I stumbled across two courses on online learning website edX two months ago. The first, Global Muckraking Journalism from HarvardX was personal interest and weaned me off my Netflix addiction for a month. Every week, course coordinator Anya Schiffrin and guest speakers highlighted the plights of journalists and ordinary people who expose abusive, dishonest or fraudulent practises of corporations and governments. The second course, Digital Branding and Engagement from Curtin University gave me some helpful pointers to ensure Talk to the Pen reaches and connects to our audience.

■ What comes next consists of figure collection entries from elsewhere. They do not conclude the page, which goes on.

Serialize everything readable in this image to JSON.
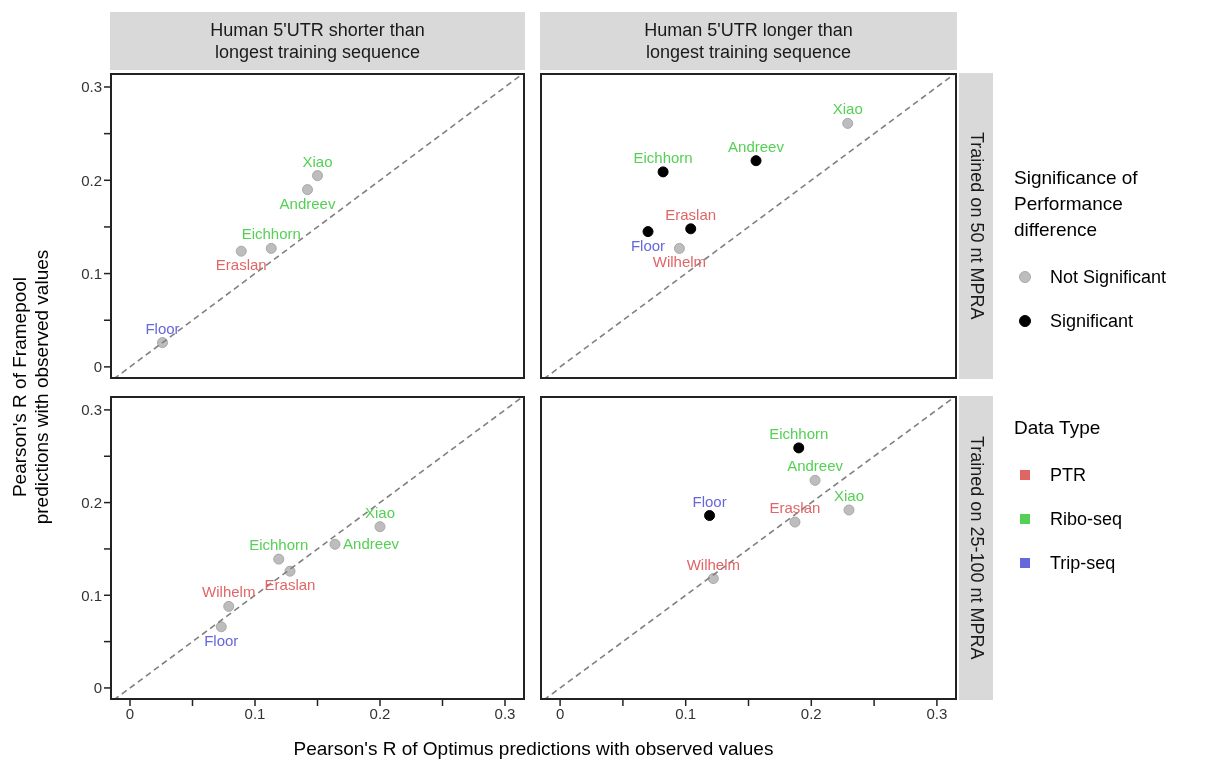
{
  "chart_data": [
    {
      "type": "scatter",
      "title": "Human 5'UTR shorter than longest training sequence",
      "ylabel": "Pearson's R of Framepool predictions with observed values",
      "tick_labels": "y",
      "xlim": [
        -0.016,
        0.316
      ],
      "ylim": [
        -0.013,
        0.315
      ],
      "yticks": [
        0,
        {
          "value": 0.05,
          "label": null
        },
        0.1,
        {
          "value": 0.15,
          "label": null
        },
        0.2,
        {
          "value": 0.25,
          "label": null
        },
        0.3
      ],
      "series": [
        {
          "type": "scatter",
          "color": "#e06666",
          "x": [
            0.089
          ],
          "values": [
            0.124
          ],
          "value_labels": [
            "Eraslan"
          ],
          "colors": [
            "#bdbdbd"
          ]
        },
        {
          "type": "scatter",
          "color": "#55d055",
          "x": [
            0.113,
            0.142,
            0.15
          ],
          "values": [
            0.127,
            0.19,
            0.205
          ],
          "value_labels": [
            "Eichhorn",
            "Andreev",
            "Xiao"
          ],
          "colors": [
            "#bdbdbd",
            "#bdbdbd",
            "#bdbdbd"
          ]
        },
        {
          "type": "scatter",
          "color": "#6666dd",
          "x": [
            0.026
          ],
          "values": [
            0.026
          ],
          "value_labels": [
            "Floor"
          ],
          "colors": [
            "#bdbdbd"
          ]
        },
        {
          "type": "line",
          "color": "#808080",
          "line_style": "dashed",
          "x": [
            -0.013,
            0.315
          ],
          "values": [
            -0.013,
            0.315
          ]
        }
      ]
    },
    {
      "type": "scatter",
      "title": "Human 5'UTR longer than longest training sequence",
      "y2label": "Trained on 50 nt MPRA",
      "tick_labels": false,
      "xlim": [
        -0.016,
        0.316
      ],
      "ylim": [
        -0.013,
        0.315
      ],
      "series": [
        {
          "type": "scatter",
          "color": "#e06666",
          "x": [
            0.095,
            0.104
          ],
          "values": [
            0.127,
            0.148
          ],
          "value_labels": [
            "Wilhelm",
            "Eraslan"
          ],
          "colors": [
            "#bdbdbd",
            "#000000"
          ]
        },
        {
          "type": "scatter",
          "color": "#55d055",
          "x": [
            0.082,
            0.156,
            0.229
          ],
          "values": [
            0.209,
            0.221,
            0.261
          ],
          "value_labels": [
            "Eichhorn",
            "Andreev",
            "Xiao"
          ],
          "colors": [
            "#000000",
            "#000000",
            "#bdbdbd"
          ]
        },
        {
          "type": "scatter",
          "color": "#6666dd",
          "x": [
            0.07
          ],
          "values": [
            0.145
          ],
          "value_labels": [
            "Floor"
          ],
          "colors": [
            "#000000"
          ]
        },
        {
          "type": "line",
          "color": "#808080",
          "line_style": "dashed",
          "x": [
            -0.013,
            0.315
          ],
          "values": [
            -0.013,
            0.315
          ]
        }
      ]
    },
    {
      "type": "scatter",
      "xlabel": "Pearson's R of Optimus predictions with observed values",
      "xlim": [
        -0.016,
        0.316
      ],
      "ylim": [
        -0.013,
        0.315
      ],
      "xticks": [
        0,
        {
          "value": 0.05,
          "label": null
        },
        0.1,
        {
          "value": 0.15,
          "label": null
        },
        0.2,
        {
          "value": 0.25,
          "label": null
        },
        0.3
      ],
      "yticks": [
        0,
        {
          "value": 0.05,
          "label": null
        },
        0.1,
        {
          "value": 0.15,
          "label": null
        },
        0.2,
        {
          "value": 0.25,
          "label": null
        },
        0.3
      ],
      "series": [
        {
          "type": "scatter",
          "color": "#e06666",
          "x": [
            0.079,
            0.128
          ],
          "values": [
            0.088,
            0.126
          ],
          "value_labels": [
            "Wilhelm",
            "Eraslan"
          ],
          "colors": [
            "#bdbdbd",
            "#bdbdbd"
          ]
        },
        {
          "type": "scatter",
          "color": "#55d055",
          "x": [
            0.119,
            0.164,
            0.2
          ],
          "values": [
            0.139,
            0.155,
            0.174
          ],
          "value_labels": [
            "Eichhorn",
            "Andreev",
            "Xiao"
          ],
          "colors": [
            "#bdbdbd",
            "#bdbdbd",
            "#bdbdbd"
          ]
        },
        {
          "type": "scatter",
          "color": "#6666dd",
          "x": [
            0.073
          ],
          "values": [
            0.066
          ],
          "value_labels": [
            "Floor"
          ],
          "colors": [
            "#bdbdbd"
          ]
        },
        {
          "type": "line",
          "color": "#808080",
          "line_style": "dashed",
          "x": [
            -0.013,
            0.315
          ],
          "values": [
            -0.013,
            0.315
          ]
        }
      ]
    },
    {
      "type": "scatter",
      "y2label": "Trained on 25-100 nt MPRA",
      "tick_labels": "x",
      "xlim": [
        -0.016,
        0.316
      ],
      "ylim": [
        -0.013,
        0.315
      ],
      "xticks": [
        0,
        {
          "value": 0.05,
          "label": null
        },
        0.1,
        {
          "value": 0.15,
          "label": null
        },
        0.2,
        {
          "value": 0.25,
          "label": null
        },
        0.3
      ],
      "series": [
        {
          "type": "scatter",
          "color": "#e06666",
          "x": [
            0.122,
            0.187
          ],
          "values": [
            0.118,
            0.179
          ],
          "value_labels": [
            "Wilhelm",
            "Eraslan"
          ],
          "colors": [
            "#bdbdbd",
            "#bdbdbd"
          ]
        },
        {
          "type": "scatter",
          "color": "#55d055",
          "x": [
            0.19,
            0.203,
            0.23
          ],
          "values": [
            0.259,
            0.224,
            0.192
          ],
          "value_labels": [
            "Eichhorn",
            "Andreev",
            "Xiao"
          ],
          "colors": [
            "#000000",
            "#bdbdbd",
            "#bdbdbd"
          ]
        },
        {
          "type": "scatter",
          "color": "#6666dd",
          "x": [
            0.119
          ],
          "values": [
            0.186
          ],
          "value_labels": [
            "Floor"
          ],
          "colors": [
            "#000000"
          ]
        },
        {
          "type": "line",
          "color": "#808080",
          "line_style": "dashed",
          "x": [
            -0.013,
            0.315
          ],
          "values": [
            -0.013,
            0.315
          ]
        }
      ]
    },
    {
      "type": "other",
      "legend_title": "Significance of Performance difference",
      "categories": [
        "Not Significant",
        "Significant"
      ],
      "colors": [
        "#bdbdbd",
        "#000000"
      ]
    },
    {
      "type": "other",
      "legend_title": "Data Type",
      "categories": [
        "PTR",
        "Ribo-seq",
        "Trip-seq"
      ],
      "colors": [
        "#e06666",
        "#55d055",
        "#6666dd"
      ]
    }
  ]
}
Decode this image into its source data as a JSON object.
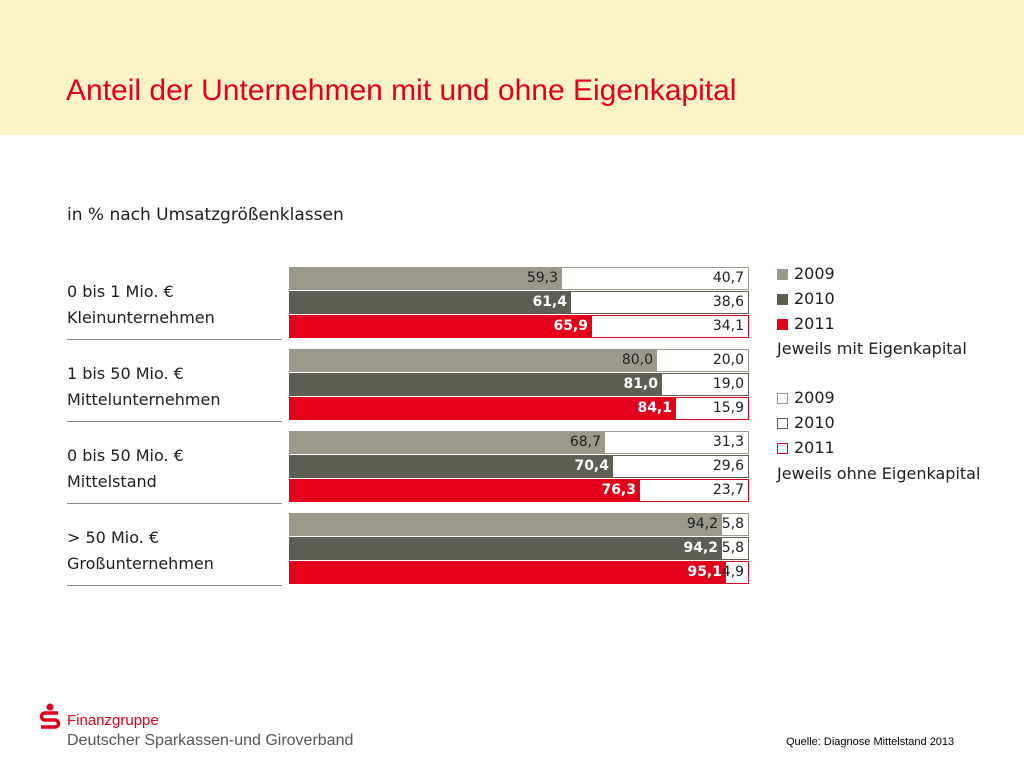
{
  "slide": {
    "title": "Anteil der Unternehmen mit und ohne Eigenkapital",
    "subtitle": "in % nach Umsatzgrößenklassen"
  },
  "colors": {
    "header_bg": "#fcf4c6",
    "title": "#e2001a",
    "2009": "#9b9a8a",
    "2010": "#5f5e52",
    "2011": "#e2001a"
  },
  "chart_data": {
    "type": "bar",
    "orientation": "horizontal",
    "stacked_percent": true,
    "subtitle": "in % nach Umsatzgrößenklassen",
    "groups": [
      {
        "label_lines": [
          "0 bis 1 Mio. €",
          "Kleinunternehmen"
        ],
        "rows": [
          {
            "year": "2009",
            "with": "59,3",
            "without": "40,7"
          },
          {
            "year": "2010",
            "with": "61,4",
            "without": "38,6"
          },
          {
            "year": "2011",
            "with": "65,9",
            "without": "34,1"
          }
        ]
      },
      {
        "label_lines": [
          "1 bis 50 Mio. €",
          "Mittelunternehmen"
        ],
        "rows": [
          {
            "year": "2009",
            "with": "80,0",
            "without": "20,0"
          },
          {
            "year": "2010",
            "with": "81,0",
            "without": "19,0"
          },
          {
            "year": "2011",
            "with": "84,1",
            "without": "15,9"
          }
        ]
      },
      {
        "label_lines": [
          "0 bis 50 Mio. €",
          "Mittelstand"
        ],
        "rows": [
          {
            "year": "2009",
            "with": "68,7",
            "without": "31,3"
          },
          {
            "year": "2010",
            "with": "70,4",
            "without": "29,6"
          },
          {
            "year": "2011",
            "with": "76,3",
            "without": "23,7"
          }
        ]
      },
      {
        "label_lines": [
          "> 50 Mio. €",
          "Großunternehmen"
        ],
        "rows": [
          {
            "year": "2009",
            "with": "94,2",
            "without": "5,8"
          },
          {
            "year": "2010",
            "with": "94,2",
            "without": "5,8"
          },
          {
            "year": "2011",
            "with": "95,1",
            "without": "4,9"
          }
        ]
      }
    ],
    "legend": {
      "with": {
        "years": [
          "2009",
          "2010",
          "2011"
        ],
        "caption": "Jeweils mit Eigenkapital"
      },
      "without": {
        "years": [
          "2009",
          "2010",
          "2011"
        ],
        "caption": "Jeweils ohne Eigenkapital"
      }
    }
  },
  "footer": {
    "brand_line1": "Finanzgruppe",
    "brand_line2": "Deutscher Sparkassen-und Giroverband",
    "source": "Quelle: Diagnose Mittelstand 2013"
  }
}
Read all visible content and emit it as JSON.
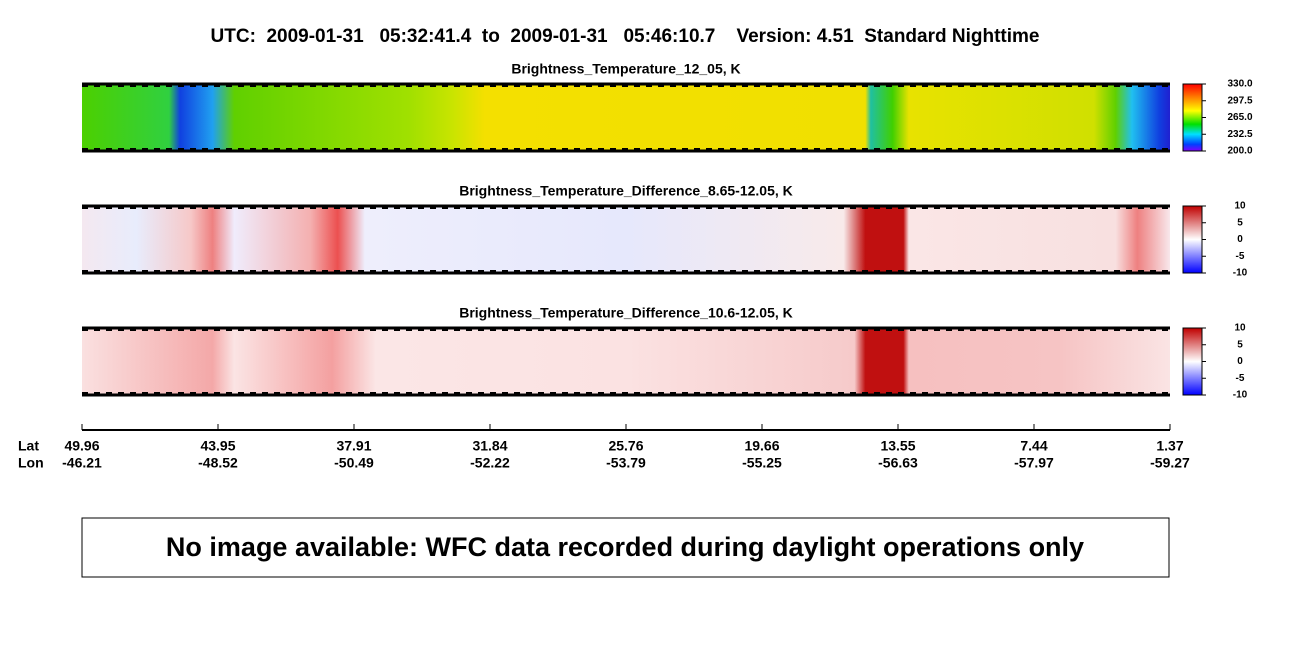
{
  "header": {
    "title": "UTC:  2009-01-31   05:32:41.4  to  2009-01-31   05:46:10.7    Version: 4.51  Standard Nighttime"
  },
  "panels": [
    {
      "title": "Brightness_Temperature_12_05, K",
      "colorbar_ticks": [
        "330.0",
        "297.5",
        "265.0",
        "232.5",
        "200.0"
      ]
    },
    {
      "title": "Brightness_Temperature_Difference_8.65-12.05, K",
      "colorbar_ticks": [
        "10",
        "5",
        "0",
        "-5",
        "-10"
      ]
    },
    {
      "title": "Brightness_Temperature_Difference_10.6-12.05, K",
      "colorbar_ticks": [
        "10",
        "5",
        "0",
        "-5",
        "-10"
      ]
    }
  ],
  "axis": {
    "lat_label": "Lat",
    "lon_label": "Lon",
    "lat": [
      "49.96",
      "43.95",
      "37.91",
      "31.84",
      "25.76",
      "19.66",
      "13.55",
      "7.44",
      "1.37"
    ],
    "lon": [
      "-46.21",
      "-48.52",
      "-50.49",
      "-52.22",
      "-53.79",
      "-55.25",
      "-56.63",
      "-57.97",
      "-59.27"
    ]
  },
  "message": "No image available: WFC data recorded during daylight operations only"
}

Massive Open Online Courses (MOOC) have brought specialisations and education to the masses. Whether for personal or professional development, no topic is left uncovered. Online education website Udemy offers over 45,000 courses on the website, from beginner’s Marketing to Psychic development for beginners. Academics, professionals and the well-informed can also sell their courses to students. Giants such as Coursera, Khan Academy and edX dominate online education. Students can usually audit a course for free, or upgrade for a verified certificate they can credit on their CV.

 

Staying on Track

An MOOC requires spare time and commitment. From experience, it is too easy to get click happy once you’ve signed up for one course. Adding five more immediately to your dashboard often leads to neglecting all six because you cannot spare enough time for them all. Don’t be such an eager beaver! Focus on one course at a time. A study by HarvardX and MITX (2014) found over 50% of participants consumed less than half of a course’s content. This is a consequence of embarking on a self-paced learning journey. You are your own discipline as well as lesson scheduler. Carving out time to watch or reading resource during the work commute or scheduling one night every week to run through the material brings structure to learner-controlled education.

 

Disappearance of Free Education

Today, over half of the world now have access to the internet, providing a free source of news, communication and education for the masses. However, just as newer users are finding their cyber feet, many online course providers have slowly reduced the amount of content you can access for free. Coursera now requires a monthly subscription to access material and complete tests with only a limited amount available to audit. This is a far cry from over two years ago when I did a beginner’s verified Python course, and exam for free. Future Learn announced in February the restriction of some course content to those paying for verified certificates.

It is sad how a movement that opened education to the many is once again limiting it to the privileged few who can afford it. It is a reminder that education is a commodity, that continues to remain out of reach for those who benefit from it most.